There is an obvious tension between the male urge to sow seed widely and without responsibilities and the female desire for a mate who'll settle down and help with the kids. The same tension pertains to the sexual politics of business. As organizational sex grows up, entrepreneurs are attaching more value to investors who contribute more than just money. It's quite common today for the hottest startups to turn down money that doesn't come with other resources -- ranging from linkages to complementary organizations, to insightful board members, to initial contracts for products and services.

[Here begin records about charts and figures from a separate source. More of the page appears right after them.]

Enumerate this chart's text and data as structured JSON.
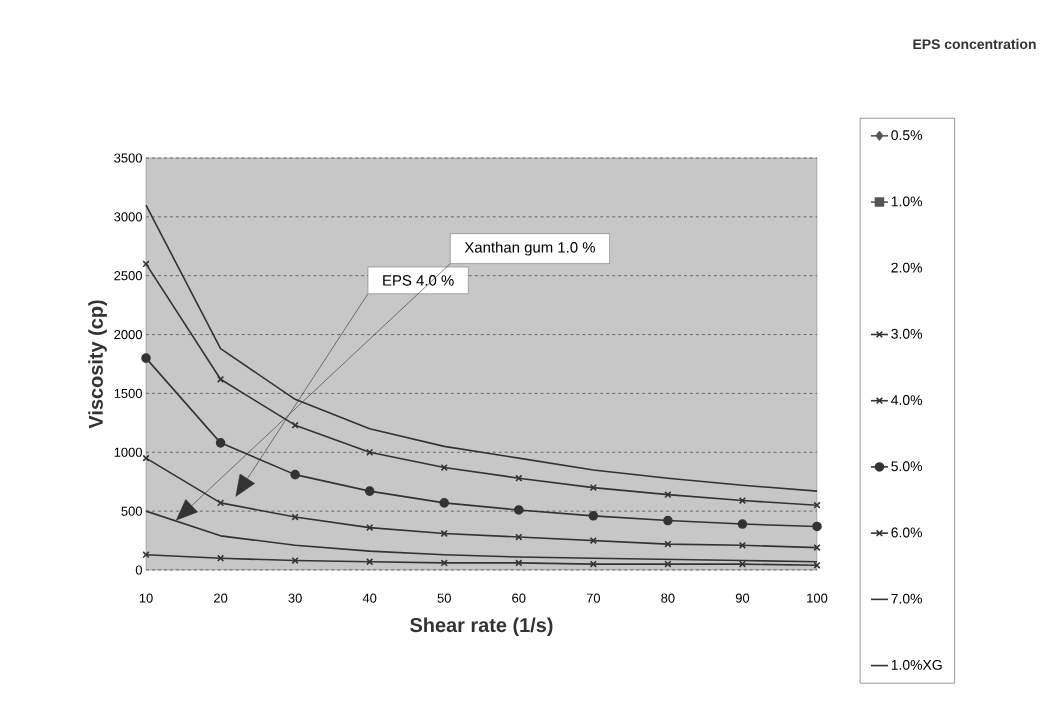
{
  "chart_data": {
    "type": "line",
    "xlabel": "Shear rate (1/s)",
    "ylabel": "Viscosity (cp)",
    "legend_title": "EPS concentration",
    "x": [
      10,
      20,
      30,
      40,
      50,
      60,
      70,
      80,
      90,
      100
    ],
    "xlim": [
      10,
      100
    ],
    "xticks": [
      10,
      20,
      30,
      40,
      50,
      60,
      70,
      80,
      90,
      100
    ],
    "ylim": [
      0,
      3500
    ],
    "yticks": [
      0,
      500,
      1000,
      1500,
      2000,
      2500,
      3000,
      3500
    ],
    "grid": "y",
    "legend": "right",
    "series": [
      {
        "name": "0.5%",
        "color": "#555555",
        "marker": "diamond",
        "values": [
          null,
          null,
          null,
          null,
          null,
          null,
          null,
          null,
          null,
          null
        ]
      },
      {
        "name": "1.0%",
        "color": "#555555",
        "marker": "square",
        "values": [
          null,
          null,
          null,
          null,
          null,
          null,
          null,
          null,
          null,
          null
        ]
      },
      {
        "name": "2.0%",
        "marker": "none",
        "values": [
          null,
          null,
          null,
          null,
          null,
          null,
          null,
          null,
          null,
          null
        ]
      },
      {
        "name": "3.0%",
        "color": "#333333",
        "marker": "cross",
        "values": [
          130,
          100,
          80,
          70,
          60,
          60,
          50,
          50,
          50,
          40
        ]
      },
      {
        "name": "4.0%",
        "color": "#333333",
        "marker": "cross",
        "values": [
          950,
          570,
          450,
          360,
          310,
          280,
          250,
          220,
          210,
          190
        ]
      },
      {
        "name": "5.0%",
        "color": "#333333",
        "marker": "circle",
        "values": [
          1800,
          1080,
          810,
          670,
          570,
          510,
          460,
          420,
          390,
          370
        ]
      },
      {
        "name": "6.0%",
        "color": "#333333",
        "marker": "cross",
        "values": [
          2600,
          1620,
          1230,
          1000,
          870,
          780,
          700,
          640,
          590,
          550
        ]
      },
      {
        "name": "7.0%",
        "color": "#333333",
        "marker": "none",
        "values": [
          3100,
          1880,
          1450,
          1200,
          1050,
          950,
          850,
          780,
          720,
          670
        ]
      },
      {
        "name": "1.0%XG",
        "color": "#333333",
        "marker": "none",
        "values": [
          500,
          290,
          210,
          160,
          130,
          110,
          100,
          90,
          80,
          70
        ]
      }
    ],
    "annotations": [
      "Xanthan gum 1.0 %",
      "EPS 4.0 %"
    ]
  }
}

In response, leading members of the venture-financing community are experimenting with new ways to add value. At venture capital firm Kleiner Perkins Caufield & Byers, for example, John Doerr has become known as an activist investor who will stitch together collaborative networks among companies and their executives. Doerr and Schmidt recently joined with others to raise a $100 million venture fund to invest in and create a community of companies that will use Java to spawn products and services for the Internet. Similarly, Ron Fisher of Softbank Holdings is leading the investment of more than $500 million to establish an intricate web of mutually supportive Internet media companies. Softbank, which owns the Comdex computer industry conferences, will host a conference this fall for companies it owns or in which it has an investment. The goal is to facilitate cross-fertilization.

Perhaps the biggest lesson in corporate sex is to recognize the dangers of asexual reproduction and excessive inbreeding. No matter how successful a company's current product or business model, clones and cousins are unlikely to result in new triumphs of the same magnitude. Lotus Development Corp. enjoyed wild initial success with its Lotus 1-2-3 spreadsheet -- followed by years of failure to spawn a second hit. Finally, it jumped in bed with Ray Ozzie and a small team of outsiders, and out came Lotus Notes.

The second lesson is that organizational sex is not without its risks. One-night stands can lead to long-term regrets. In promiscuous pairings, bad things can get spread. There are organizational equivalents to sexually transmitted diseases, dangerous liaisons, even fatal attractions. At the same time, there is such a thing as organizational safe sex and committed relationships -- combinations that pay attention to the long-term reasons for a particular pairing and manage closely the union of ideas, processes, and talent.